FRFI 216 August/September 2010
Pitched battles
In July nationalist youth fought pitched battles with police in the Six Counties. Using provocative language Sinn Fein described the youth as ‘anti-social and criminal elements’ (Gerry Adams) and ‘Neanderthals’ (Martin McGuinness). West Belfast Sinn Fein representative Caral Ni Chuilin, said on television: ‘I will … be going to the statutory bodies, including the Housing Executive, the Housing Association, Social Services and passing information on. Anyone involved in that activity should not be allowed to live in this area.’[1]

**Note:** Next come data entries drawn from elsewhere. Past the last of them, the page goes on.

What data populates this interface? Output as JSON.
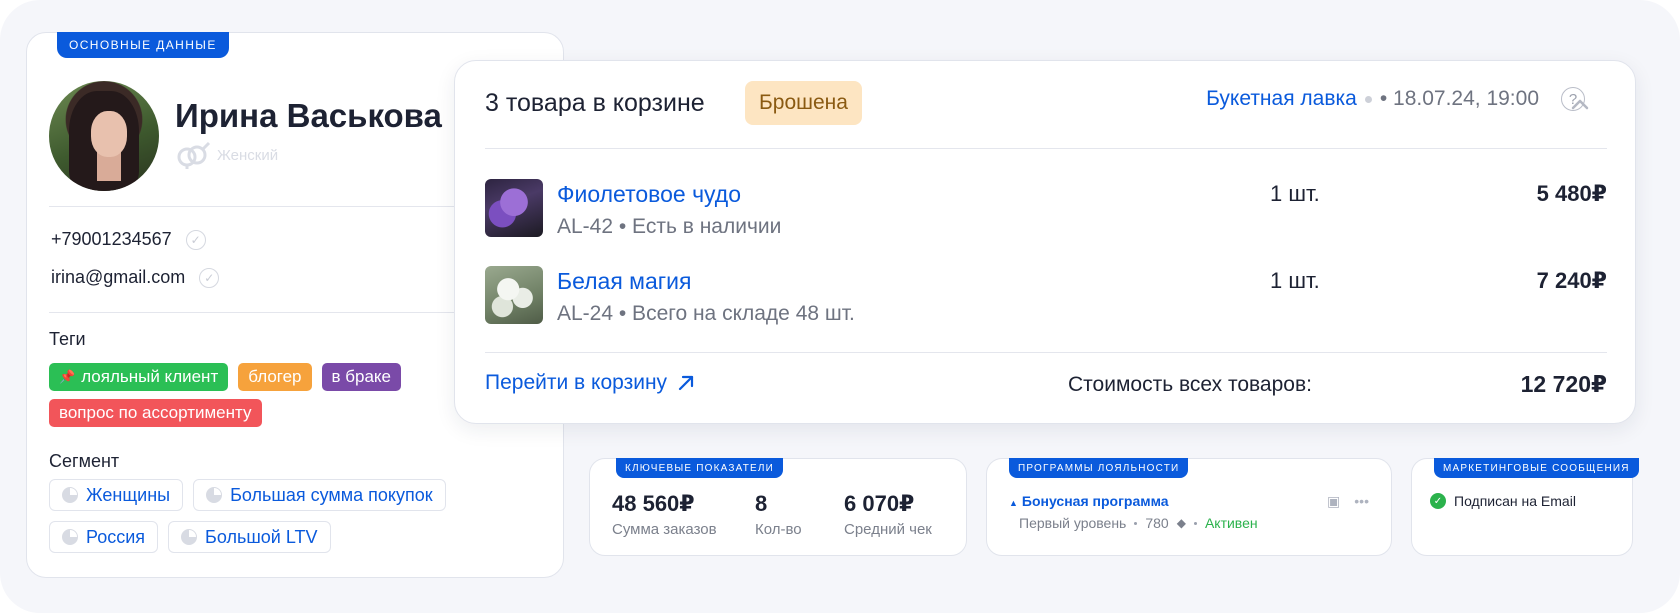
{
  "profile": {
    "ribbon": "Основные данные",
    "name": "Ирина Васькова",
    "gender": "Женский",
    "phone": "+79001234567",
    "email": "irina@gmail.com",
    "tags_title": "Теги",
    "tags": [
      {
        "label": "лояльный клиент",
        "color": "#2bbf55",
        "pinned": true
      },
      {
        "label": "блогер",
        "color": "#f6a23c"
      },
      {
        "label": "в браке",
        "color": "#7a4aa8"
      },
      {
        "label": "вопрос по ассортименту",
        "color": "#f2555a"
      }
    ],
    "segments_title": "Сегмент",
    "segments": [
      "Женщины",
      "Большая сумма покупок",
      "Россия",
      "Большой LTV"
    ]
  },
  "cart": {
    "title": "3 товара в корзине",
    "status": "Брошена",
    "shop": "Букетная лавка",
    "datetime": "• 18.07.24, 19:00",
    "help": "?",
    "items": [
      {
        "name": "Фиолетовое чудо",
        "sub": "AL-42 • Есть в наличии",
        "qty": "1 шт.",
        "price": "5 480₽"
      },
      {
        "name": "Белая магия",
        "sub": "AL-24 • Всего на складе 48 шт.",
        "qty": "1 шт.",
        "price": "7 240₽"
      }
    ],
    "go_to_cart": "Перейти в корзину",
    "total_label": "Стоимость всех товаров:",
    "total_value": "12 720₽"
  },
  "kpi": {
    "ribbon": "Ключевые показатели",
    "items": [
      {
        "value": "48 560₽",
        "label": "Сумма заказов"
      },
      {
        "value": "8",
        "label": "Кол-во"
      },
      {
        "value": "6 070₽",
        "label": "Средний чек"
      }
    ]
  },
  "loyalty": {
    "ribbon": "Программы лояльности",
    "name": "Бонусная программа",
    "level": "Первый уровень",
    "points": "780",
    "status": "Активен"
  },
  "marketing": {
    "ribbon": "Маркетинговые сообщения",
    "subscription": "Подписан на Email"
  },
  "colors": {
    "accent": "#0a5adc",
    "badge_bg": "#fde5c2",
    "active": "#2bb24c"
  }
}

The fighting was neither anti-social nor criminal. Tensions always run high during the Orange marching season, as Loyalists deliberately parade their supremacy through nationalist areas. In the nationalist St James area, residents fought with police and Loyalist mobs over the weekend of 3/4 July. Over the same weekend, disturbances took place in the nationalist Short Strand and also in Ardoyne. Officers of the Police Service of Northern Ireland (PSNI) responded with plastic bullets.
In Ardoyne the Orange Order refused to negotiate with the Parades Commission. Their intransigence was rewarded when the marchers were allowed to pass twice through the area on 12 July. Residents called for a sit-down protest and were violently attacked by riot-clad PSNI officers. At 7.30pm, around 200 Loyalists broke away and entered Ardoyne in order to attack 30 nationalist homes. One woman in her garden was reported to have had her throat cut. Another man ended up in intensive care after being beaten with a concrete bench by a mob of 20 Loyalists. FRFI spoke to local residents who were outraged that the PSNI refused to act. The media blackout of the attack compounded their anger. What followed were several nights of disturbances as nationalists fought with riot police. Opposition to Loyalist parades also took place in Armagh and Derry.
2010 will be the last year of operation for the Parades Commission which has long been opposed by the Orange Order. A new law is proposed, equating sectarian marches with political protests and regulating public meetings.[2] The Bill requires organisers of any public march or assembly to give 37 working days’ notice where it is believed that 50 people or more will attend. Many believe that the proposed law would breach article 11 of the Human Rights Act, the right to peaceful assembly.
The underlying contradictions in the north of Ireland are once again beginning to assert themselves. The economy is in crisis and social deprivation is concentrated in nationalist areas. The crisis in the prisons is escalating (see page 15). As FRFI goes to press, major arrests of Republicans are being carried out. Self-defence for the nationalist community is once again becoming a political issue.
Paul Mallon
1 www.youtube.com/watch?v=D_JVM6rXPpA&
2 The Bill can be read at: www.nidirect.gov.uk/public-assemblies-parades-and-protests-in-northern-ireland-2.pdf.